"Student achievement and high graduation rates become important factors during the home selection process," Michael Mahon, president at HER Realtors, covering the Cincinnati, Dayton and Columbus markets in Ohio, said in a release. "Popular school districts further increase demand in subject communities leading to multiple offers and high competition amongst home buyers."
That translates into low volumes, say originators, examining a recent study, which suggests the majority of zip codes with good schools are unaffordable for homebuyers living on the country’s average wage.
According to the study by RealtyTrac, 65% of zip codes with good schools are out of reach for the average American.
"Neighborhoods with the ideal combination of good schools and relatively affordable home prices are very competitive for buyers," Lydia Creasey, associate broker with RE/MAX Alliance in Denver, said in a release. "At the very least, buyers in these markets need to be pro-active and act quickly as soon as a new home hits the market, and in some cases buyers in these neighborhoods have either had to settle for a less-updated or smaller home or increase their price range."

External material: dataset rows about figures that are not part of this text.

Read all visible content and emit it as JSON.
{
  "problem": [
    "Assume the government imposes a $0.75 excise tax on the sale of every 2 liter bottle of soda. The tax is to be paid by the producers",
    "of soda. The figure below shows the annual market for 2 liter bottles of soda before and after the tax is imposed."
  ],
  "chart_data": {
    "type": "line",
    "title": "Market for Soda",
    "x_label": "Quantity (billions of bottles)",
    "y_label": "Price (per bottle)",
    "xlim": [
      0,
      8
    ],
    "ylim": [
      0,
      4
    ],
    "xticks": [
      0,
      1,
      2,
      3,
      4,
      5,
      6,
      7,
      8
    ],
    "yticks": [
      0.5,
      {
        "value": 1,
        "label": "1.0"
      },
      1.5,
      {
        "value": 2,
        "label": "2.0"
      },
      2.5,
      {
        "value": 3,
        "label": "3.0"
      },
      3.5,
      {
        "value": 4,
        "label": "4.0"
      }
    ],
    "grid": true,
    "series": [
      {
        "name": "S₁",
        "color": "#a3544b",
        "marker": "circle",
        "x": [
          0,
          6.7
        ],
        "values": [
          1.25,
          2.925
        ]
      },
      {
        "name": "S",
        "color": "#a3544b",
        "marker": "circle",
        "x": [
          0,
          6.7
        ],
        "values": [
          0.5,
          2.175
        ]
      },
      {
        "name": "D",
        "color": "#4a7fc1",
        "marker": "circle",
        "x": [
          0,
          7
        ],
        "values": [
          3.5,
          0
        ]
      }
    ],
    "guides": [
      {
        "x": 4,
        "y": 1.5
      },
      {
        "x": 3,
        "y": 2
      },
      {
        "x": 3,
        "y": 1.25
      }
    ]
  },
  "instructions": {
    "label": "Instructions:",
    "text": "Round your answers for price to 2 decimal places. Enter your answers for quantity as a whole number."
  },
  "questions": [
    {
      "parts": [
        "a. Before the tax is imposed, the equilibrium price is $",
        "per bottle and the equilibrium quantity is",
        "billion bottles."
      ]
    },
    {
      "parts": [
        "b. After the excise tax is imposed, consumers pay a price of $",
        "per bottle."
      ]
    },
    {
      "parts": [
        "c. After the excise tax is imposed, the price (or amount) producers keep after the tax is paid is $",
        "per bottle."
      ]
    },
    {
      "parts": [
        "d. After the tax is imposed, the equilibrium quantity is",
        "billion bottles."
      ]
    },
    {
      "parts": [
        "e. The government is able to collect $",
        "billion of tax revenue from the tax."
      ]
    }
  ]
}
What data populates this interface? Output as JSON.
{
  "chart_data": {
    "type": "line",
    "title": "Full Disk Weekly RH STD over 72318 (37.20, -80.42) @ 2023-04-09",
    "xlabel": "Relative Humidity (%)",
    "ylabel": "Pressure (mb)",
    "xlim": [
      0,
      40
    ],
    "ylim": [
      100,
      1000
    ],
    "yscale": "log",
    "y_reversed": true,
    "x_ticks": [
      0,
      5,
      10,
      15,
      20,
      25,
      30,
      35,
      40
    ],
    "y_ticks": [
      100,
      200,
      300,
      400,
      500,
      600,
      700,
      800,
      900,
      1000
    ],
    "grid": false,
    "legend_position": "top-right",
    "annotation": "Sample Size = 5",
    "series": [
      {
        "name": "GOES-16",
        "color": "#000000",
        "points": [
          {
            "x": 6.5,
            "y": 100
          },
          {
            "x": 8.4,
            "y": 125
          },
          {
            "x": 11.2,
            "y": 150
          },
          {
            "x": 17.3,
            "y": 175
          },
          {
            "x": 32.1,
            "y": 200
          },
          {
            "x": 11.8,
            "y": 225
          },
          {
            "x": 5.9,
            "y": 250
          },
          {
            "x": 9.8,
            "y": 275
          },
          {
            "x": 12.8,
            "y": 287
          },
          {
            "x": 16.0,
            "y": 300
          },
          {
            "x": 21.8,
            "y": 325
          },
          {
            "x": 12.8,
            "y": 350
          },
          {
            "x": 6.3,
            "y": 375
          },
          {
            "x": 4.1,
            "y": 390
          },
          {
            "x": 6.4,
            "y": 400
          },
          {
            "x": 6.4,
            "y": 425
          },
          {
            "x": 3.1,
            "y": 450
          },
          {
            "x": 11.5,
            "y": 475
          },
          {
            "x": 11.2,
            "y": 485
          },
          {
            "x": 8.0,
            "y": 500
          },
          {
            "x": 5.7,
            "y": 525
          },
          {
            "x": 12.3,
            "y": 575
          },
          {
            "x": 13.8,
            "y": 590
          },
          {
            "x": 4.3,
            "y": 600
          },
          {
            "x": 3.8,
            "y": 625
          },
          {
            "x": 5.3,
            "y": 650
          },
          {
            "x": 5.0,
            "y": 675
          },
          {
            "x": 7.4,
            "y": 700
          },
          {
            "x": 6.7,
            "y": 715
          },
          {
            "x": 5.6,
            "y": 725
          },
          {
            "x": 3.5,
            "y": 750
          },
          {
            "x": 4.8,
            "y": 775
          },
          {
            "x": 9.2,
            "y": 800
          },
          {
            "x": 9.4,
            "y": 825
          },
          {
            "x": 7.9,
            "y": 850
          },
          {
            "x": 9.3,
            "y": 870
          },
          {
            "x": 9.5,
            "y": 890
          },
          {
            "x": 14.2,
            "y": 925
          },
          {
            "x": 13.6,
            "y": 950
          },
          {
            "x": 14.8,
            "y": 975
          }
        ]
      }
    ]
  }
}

The study found that out of 1,923 zip codes with at least one good school (based on test scores), 1,192 were unaffordable for average American earners.
The cities with the highest number of unaffordable zip codes with good schools are Los Angeles (183), New York (158), San Francisco (77), Chicago (58), and San Diego (49).
The cities with the highest number of affordable zip codes with good schools are Chicago (172), Detroit (45), Phoenix (22), Miami (20) and Charlotte (17).
According to the study, the median home price in zip codes with good schools are almost double the median home price in zip codes with no good schools.
Housing in neighbourhoods with good schools is unaffordable for the average American and the aggressive competition for these homes is squeezing potential business.